Longtemps frappé d'ostracisme, le leader libyen Mouammar Kadhafi est désormais considéré comme un chef d'Etat très fréquentable. Il est même déjà très fréquenté.
Nombreux sont les chefs d'Etat occidentaux qui lui ont rendu visite… sous sa tente bédouine. On ne sait pas s'ils ont dû baisser la tête pour y entrer, surtout pour les plus «grands» d'entre eux.
Ce qu'a affirmé Saïf el-Islam Kadhafi dans son interview au ‘‘Monde'' (31 juillet), à propos du rôle de la France dans la libération des infirmières et du médecin bulgares, «n'est pas exact». Enfin, pas tout à fait. C'est ce qu'a expliqué Claude Guéant, secrétaire général de l'Elysée, dans une interview au ‘‘Figaro'' (4 août). La France n'a pas «arrangé le coup» ni «trouvé l'argent pour les familles », comme l'a prétendu Saïf el-Islam. Il n'y a pas eu non plus de «contreparties telles que des versements financiers de la France ou un contrat d'armement», comme ne cesse de le répéter le ministre français des Affaires étrangères, Bernard Kouchner.
Pourtant, le 17 juillet, quelques jours avant la libération des Bulgares, 461 millions de dollars ont bel et bien été versés aux familles des enfants libyens contaminés par le virus du sida à l'origine des accusations contre les Bulgares. De même, un contrat a bel et bien été signé entre les deux pays portant sur l'achat de missiles antichar français pour 168 millions d'euros. On sait aussi que Tripoli a passé un second contrat avec EADS pour l'acquisition d'un système de communication radio à hauteur de 128 millions d'euros. D'autres contrats sont en cours de finalisation, relatifs à «un projet de manufacture d'armes, pour l'entretien et la production d'équipements militaires», selon Saïf El-Islam.
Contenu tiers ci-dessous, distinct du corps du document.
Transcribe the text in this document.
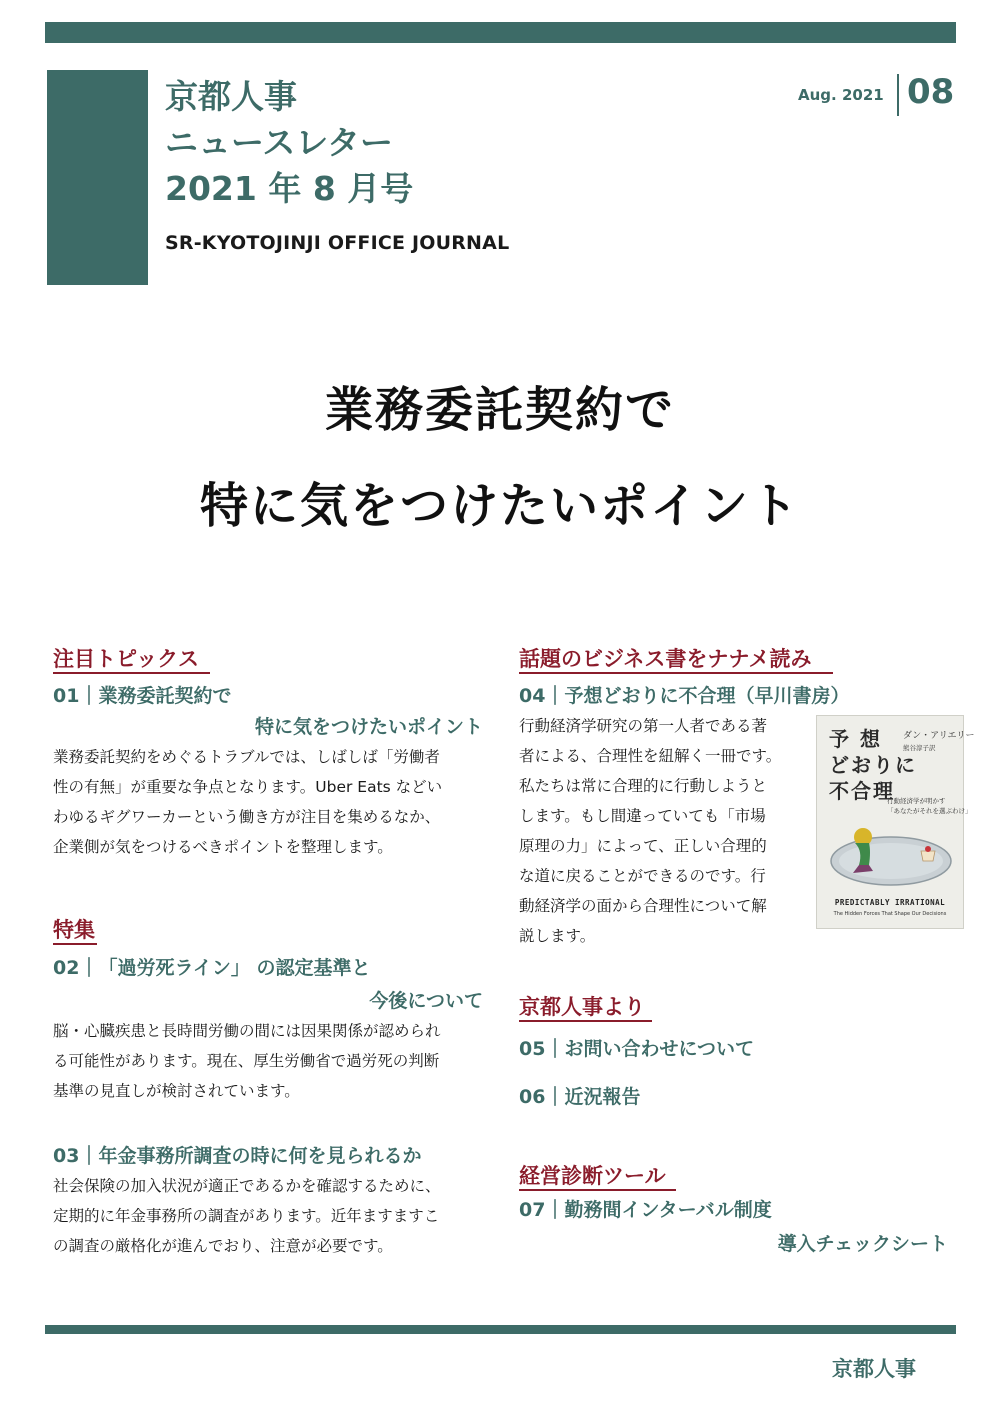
京都人事
ニュースレター
2021 年 8 月号
SR-KYOTOJINJI OFFICE JOURNAL
Aug. 2021 08
業務委託契約で
特に気をつけたいポイント
注目トピックス
01｜業務委託契約で
特に気をつけたいポイント
業務委託契約をめぐるトラブルでは、しばしば「労働者
性の有無」が重要な争点となります。Uber Eats などい
わゆるギグワーカーという働き方が注目を集めるなか、
企業側が気をつけるべきポイントを整理します。
特集
02｜「過労死ライン」 の認定基準と
今後について
脳・心臓疾患と長時間労働の間には因果関係が認められ
る可能性があります。現在、厚生労働省で過労死の判断
基準の見直しが検討されています。
03｜年金事務所調査の時に何を見られるか
社会保険の加入状況が適正であるかを確認するために、
定期的に年金事務所の調査があります。近年ますますこ
の調査の厳格化が進んでおり、注意が必要です。
話題のビジネス書をナナメ読み
04｜予想どおりに不合理（早川書房）
行動経済学研究の第一人者である著
者による、合理性を紐解く一冊です。
私たちは常に合理的に行動しようと
します。もし間違っていても「市場
原理の力」によって、正しい合理的
な道に戻ることができるのです。行
動経済学の面から合理性について解
説します。
予 想
どおりに
不合理
ダン・アリエリー
熊谷淳子訳
行動経済学が明かす
「あなたがそれを選ぶわけ」
PREDICTABLY IRRATIONAL
The Hidden Forces That Shape Our Decisions
京都人事より
05｜お問い合わせについて
06｜近況報告
経営診断ツール
07｜勤務間インターバル制度
導入チェックシート
京都人事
Par ailleurs, le mémorandum conclu le 25 juillet, en présence du Président français, porte sur un projet de fourniture d'un réacteur nucléaire civil.
Les responsables français ne démentent aucune de ces informations. Ils refusent cependant d'admettre l'existence d'une relation de cause à effet entre la libération des Bulgares et les contrats passés avec la Libye. C'est à peine s'ils concèdent, comme Claude Guéant dans ‘‘Le Figaro'', que la récente visite du président français à Tripoli a «créé un climat favorable, qui a pu jouer son rôle» dans cette libération, ainsi que dans la signature des contrats. Le responsable français reconnaît pourtant, dans la même interview, avoir reçu, dans son bureau à Paris, Moussa Koussa, chef des services de sécurité libyens, «quelques jours avant l'installation de Nicolas Sarkozy à l'Elysée» et de lui avoir fait comprendre que le dossier des infirmières «était un préalable à tout rapprochement». De là à parler de «troc» ou de «contrepartie»…
On appréciera au passage l'admirable langue de bois élyséenne qui, une fois n'est pas coutume, tranche avec le style franc et direct des responsables libyens. Le ridicule, on le sait, ne tue pas. Pas plus que l'hypocrisie de certains hommes politiques français, au pouvoir ou dans l'opposition, qui cherchent à se voiler la face, se prévalant de vagues considérations morales. Comme si, en politique en général, et en business international en particulier, ces considérations ont jamais pesé un jour dans la balance. «Il faut être bien naïf pour penser que la diplomatie avec des Etats à la morale incertaine ne s'accommode pas de quelques indulgences et arrangements à venir. Voire d'entourloupes acceptées de plein gré», écrit, à ce propos, Yves Thréard dans ‘‘Le Figaro'' (4 août).
Donc, si j'ai bien compris, le Colonel Kadhafi n'est pas un épouvantable dictateur comme la presse occidentale s'est échinée à le décrire depuis 1979, date à laquelle son pays a été inscrit sur la liste américaine des parrains du terrorisme international. Le leader libyen, dont le pays a été soumis par les Nations unies à un embargo aérien et sur les armes entre 1992 et 1999, est devenu, depuis le 19 décembre 2003 (1), un chef d'Etat fréquentable. Il est même déjà très fréquenté. Nombreux sont, en effet, les chefs d'Etat occidentaux qui lui ont rendu visite depuis… sous sa tente bédouine. On ne sait pas cependant s'ils ont dû baisser la tête pour y entrer, surtout pour les plus «grands» d'entre eux.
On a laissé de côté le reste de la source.